Muchos lo criticaron por “idealista”, como si eso fuera pecado. Pero Francisco no era ingenuo, era valiente. Sabía que sus llamados a la justicia social incomodaban a muchos en las cúpulas de poder, tanto eclesiásticas como políticas. Sin embargo, nunca dio marcha atrás. “Quiero una Iglesia pobre para los pobres”, dijo al iniciar su pontificado. Y no era una frase para los titulares: era su hoja de ruta.

En tiempos donde la migración se convirtió en moneda electoral, el Papa Francisco insistía en recordar lo esencial: los migrantes no son cifras, son personas. Los visitó en las fronteras de Europa, lloró con ellos, oró con ellos, los abrazó. Nunca usó una cruz de oro; la suya era de hierro, sencilla, como el corazón que la portaba.

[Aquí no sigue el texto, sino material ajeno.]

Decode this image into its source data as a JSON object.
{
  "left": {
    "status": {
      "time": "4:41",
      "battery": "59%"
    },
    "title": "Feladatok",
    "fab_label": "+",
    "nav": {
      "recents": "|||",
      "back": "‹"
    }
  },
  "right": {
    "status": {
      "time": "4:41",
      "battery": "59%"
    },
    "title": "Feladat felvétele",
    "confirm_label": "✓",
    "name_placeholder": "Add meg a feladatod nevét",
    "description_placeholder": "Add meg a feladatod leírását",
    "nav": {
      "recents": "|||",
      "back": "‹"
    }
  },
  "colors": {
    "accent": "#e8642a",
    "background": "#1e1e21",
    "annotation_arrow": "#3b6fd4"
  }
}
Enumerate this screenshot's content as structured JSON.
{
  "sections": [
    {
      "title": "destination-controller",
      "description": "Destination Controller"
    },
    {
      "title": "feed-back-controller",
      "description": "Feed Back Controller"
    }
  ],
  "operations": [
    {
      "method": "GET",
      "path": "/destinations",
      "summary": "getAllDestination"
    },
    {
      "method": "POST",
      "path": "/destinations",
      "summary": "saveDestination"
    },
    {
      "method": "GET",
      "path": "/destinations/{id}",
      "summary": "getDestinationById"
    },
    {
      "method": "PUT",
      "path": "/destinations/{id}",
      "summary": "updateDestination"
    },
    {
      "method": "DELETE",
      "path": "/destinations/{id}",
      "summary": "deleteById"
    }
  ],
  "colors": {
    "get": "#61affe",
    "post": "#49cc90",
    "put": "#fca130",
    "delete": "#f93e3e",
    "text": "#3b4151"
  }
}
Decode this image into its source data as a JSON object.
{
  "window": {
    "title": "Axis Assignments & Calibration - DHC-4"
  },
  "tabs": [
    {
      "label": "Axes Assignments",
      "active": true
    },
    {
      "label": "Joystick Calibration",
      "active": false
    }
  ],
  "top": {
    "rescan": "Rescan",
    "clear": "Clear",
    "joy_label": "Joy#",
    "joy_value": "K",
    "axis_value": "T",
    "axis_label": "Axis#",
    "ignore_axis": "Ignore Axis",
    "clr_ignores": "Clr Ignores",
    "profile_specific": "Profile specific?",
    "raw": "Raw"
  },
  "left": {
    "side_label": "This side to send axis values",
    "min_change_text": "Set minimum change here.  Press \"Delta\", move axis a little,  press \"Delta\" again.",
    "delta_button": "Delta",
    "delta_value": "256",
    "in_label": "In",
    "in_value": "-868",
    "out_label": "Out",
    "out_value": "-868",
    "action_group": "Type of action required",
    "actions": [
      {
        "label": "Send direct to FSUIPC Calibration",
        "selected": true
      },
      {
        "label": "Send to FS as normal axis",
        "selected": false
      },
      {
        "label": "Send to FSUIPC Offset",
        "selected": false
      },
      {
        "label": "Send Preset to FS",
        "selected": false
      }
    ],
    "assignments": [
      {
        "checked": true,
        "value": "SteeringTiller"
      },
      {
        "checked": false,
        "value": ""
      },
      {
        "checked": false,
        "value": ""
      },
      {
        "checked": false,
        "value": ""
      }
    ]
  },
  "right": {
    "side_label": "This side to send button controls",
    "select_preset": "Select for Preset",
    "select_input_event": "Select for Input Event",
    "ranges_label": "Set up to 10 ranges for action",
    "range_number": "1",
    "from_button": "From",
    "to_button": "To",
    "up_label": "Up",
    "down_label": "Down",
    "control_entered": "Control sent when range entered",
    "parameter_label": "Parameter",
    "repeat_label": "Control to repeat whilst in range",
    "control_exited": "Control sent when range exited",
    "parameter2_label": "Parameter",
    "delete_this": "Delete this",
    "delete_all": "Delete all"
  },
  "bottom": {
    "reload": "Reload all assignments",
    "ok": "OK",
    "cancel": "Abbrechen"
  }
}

No fue un teólogo de escritorio. Fue un pastor que olía a oveja. Supo enfrentarse al clericalismo con una sonrisa y un gesto firme. Habló de ecología cuando el mundo prefería mirar al petróleo, habló de inclusión cuando otros aún discutían si las puertas de la Iglesia debían estar abiertas. Fue reformador no porque cambiara leyes, sino porque cambió la conversación.

Y entre todas sus aficiones —el cine italiano, la literatura rusa, la cocina porteña— hay una que siempre lo delató como el más humano de los líderes: el fútbol. Fan acérrimo del equipo San Lorenzo, seguía los resultados con la emoción de un niño. Para Francisco, el fútbol era una metáfora del Evangelio: todos juntos, diferentes, pero con un solo objetivo. “Lo importante no es meter goles, sino jugar en equipo”, decía.

El balón lo extrañará. La pelota, esa esfera rebelde que tantas veces desafía la gravedad, ha perdido a uno de sus poetas silenciosos. No se sabe si en el Vaticano habrá canchas, pero estoy seguro de que Francisco supo lo que es gritar un gol desde el alma.

Su legado es más que palabras. Está en los corazones de quienes alguna vez se sintieron excluidos. Está en cada migrante al que se le extendió la mano, en cada comunidad indígena que se sintió escuchada, en cada creyente que volvió a mirar a la Iglesia con esperanza y no con miedo.

El Papa Francisco nos recordó que la fe sin amor es un cascarón vacío. Que la Iglesia, si no camina con el pueblo, se convierte en museo. Que el Evangelio no es para adornar discursos, sino para incomodar a los cómodos y consolar a los que duelen.

Francisco será recordado como el Papa de los gestos pequeños, de las palabras enormes, del corazón abierto. No hizo milagros, pero hizo lo más difícil: cambiar el alma de una institución milenaria con solo mirar a los ojos de los pobres y decirles: “ustedes son el centro”. Y en tiempos donde el cinismo dentro de la política y en todos los medios cotiza alto, eso es ya un milagro.